Stream the full conversation with Victor Lugger on the Extra Serving podcast above.
The pandemic might have pushed Victor Lugger to create a payment app, but he argues that paying at restaurants has always been a bit broken.
Asking for a check. Getting a little slip of paper. The back and forth with a credit card. “It seems insane,” said Lugger, the cofounder of the Europe-based restaurant group Big Mamma and the restaurant payment app Sunday.
“Paying in a restaurant has just always been this bad moment, and we just never challenged or questioned it. When you get to think about it, paying at the restaurant doesn’t feel any better than hailing a cab in the streets,” he added. (And we all know that hailing a cab in the streets has gone through a transformation.)
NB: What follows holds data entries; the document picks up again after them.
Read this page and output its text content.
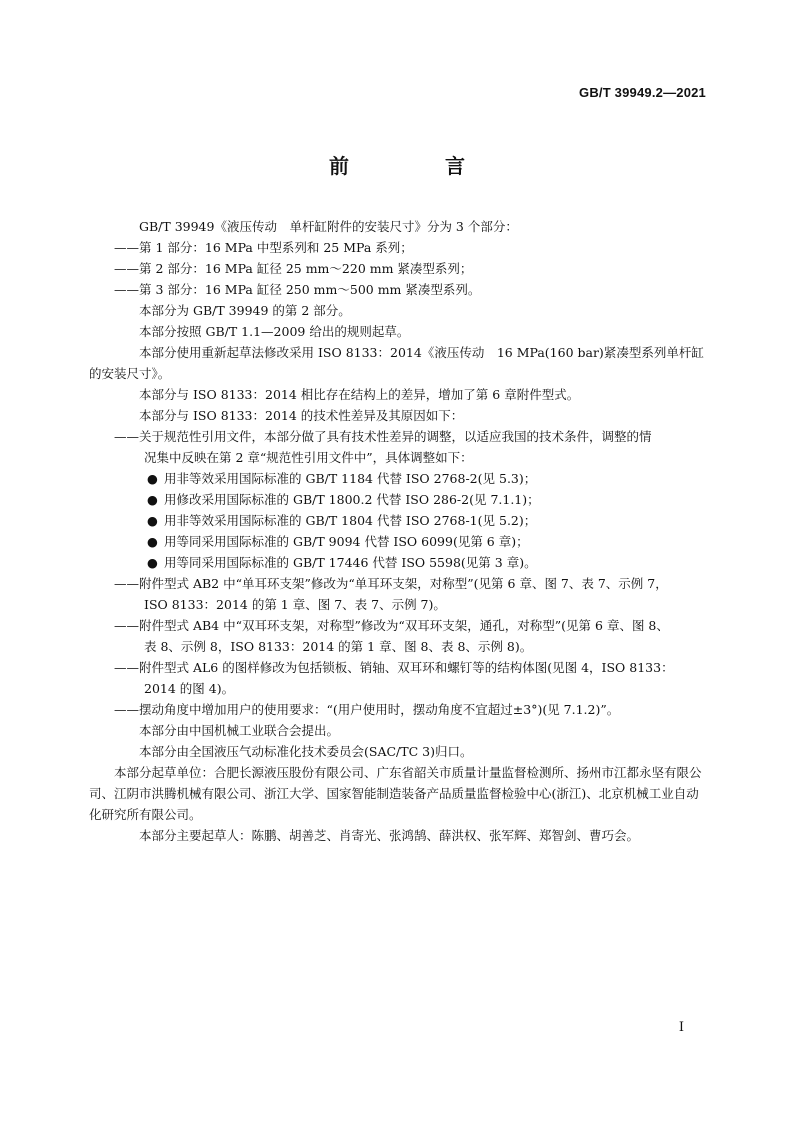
GB/T 39949.2—2021
前　言

GB/T 39949《液压传动　单杆缸附件的安装尺寸》分为 3 个部分：

——第 1 部分：16 MPa 中型系列和 25 MPa 系列；

——第 2 部分：16 MPa 缸径 25 mm～220 mm 紧凑型系列；

——第 3 部分：16 MPa 缸径 250 mm～500 mm 紧凑型系列。

本部分为 GB/T 39949 的第 2 部分。

本部分按照 GB/T 1.1—2009 给出的规则起草。

本部分使用重新起草法修改采用 ISO 8133：2014《液压传动　16 MPa(160 bar)紧凑型系列单杆缸

的安装尺寸》。

本部分与 ISO 8133：2014 相比存在结构上的差异，增加了第 6 章附件型式。

本部分与 ISO 8133：2014 的技术性差异及其原因如下：

——关于规范性引用文件，本部分做了具有技术性差异的调整，以适应我国的技术条件，调整的情

况集中反映在第 2 章“规范性引用文件中”，具体调整如下：

● 用非等效采用国际标准的 GB/T 1184 代替 ISO 2768-2(见 5.3)；
● 用修改采用国际标准的 GB/T 1800.2 代替 ISO 286-2(见 7.1.1)；
● 用非等效采用国际标准的 GB/T 1804 代替 ISO 2768-1(见 5.2)；
● 用等同采用国际标准的 GB/T 9094 代替 ISO 6099(见第 6 章)；
● 用等同采用国际标准的 GB/T 17446 代替 ISO 5598(见第 3 章)。

——附件型式 AB2 中“单耳环支架”修改为“单耳环支架，对称型”(见第 6 章、图 7、表 7、示例 7，

ISO 8133：2014 的第 1 章、图 7、表 7、示例 7)。

——附件型式 AB4 中“双耳环支架，对称型”修改为“双耳环支架，通孔，对称型”(见第 6 章、图 8、

表 8、示例 8，ISO 8133：2014 的第 1 章、图 8、表 8、示例 8)。

——附件型式 AL6 的图样修改为包括锁板、销轴、双耳环和螺钉等的结构体图(见图 4，ISO 8133：

2014 的图 4)。

——摆动角度中增加用户的使用要求：“(用户使用时，摆动角度不宜超过±3°)(见 7.1.2)”。

本部分由中国机械工业联合会提出。

本部分由全国液压气动标准化技术委员会(SAC/TC 3)归口。

本部分起草单位：合肥长源液压股份有限公司、广东省韶关市质量计量监督检测所、扬州市江都永坚有限公司、江阴市洪腾机械有限公司、浙江大学、国家智能制造装备产品质量监督检验中心(浙江)、北京机械工业自动化研究所有限公司。

本部分主要起草人：陈鹏、胡善芝、肖寄光、张鸿鹄、薛洪权、张军辉、郑智剑、曹巧会。

I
Lugger created a QR-code enabled payment product for his restaurants amid the pandemic. But what he thought would be a temporary solution turned out to have massive benefits for his restaurants and guests, he said. Guests appreciated the convenience of paying for their meal by phone at their own pace, eliminating the need to ask their server for a check. Servers loved having more time to interact with guests by eliminating the need to travel back and forth from tables with a card reader. It helped that guests were tipping more using this payment product, too.
“If my staff loves it and if my guests love it, we start to have something,” Lugger said. After seeing the reaction in his own restaurants, which include Ober Mamma in Paris and Gloria in London, Lugger began outsourcing the tech to other restaurants, eventually raising $100 million with a goal of bringing the app to North America. (Big Mamma is opening a restaurant in the States soon, too. Their first U.S. location will be in Miami, Lugger said.)
Today, the company works with over 3,000 restaurants in the U.S. and Europe. The current iteration of Sunday app is far more than a QR code on a table. Diners paying with Sunday can split checks, communicate with the restaurant, and leave reviews on Google. Restaurants can integrate Sunday into their POS systems, gather diner insights, and turn tables faster. And the main piece of technology restaurants need to use Sunday is already in most customers’ pockets, Lugger argues.
“We’re not adding technology to restaurants,” he said. “We are just transforming 20th-century technology, which is a credit card processing machine, with 21st-century technology, which is your phone.”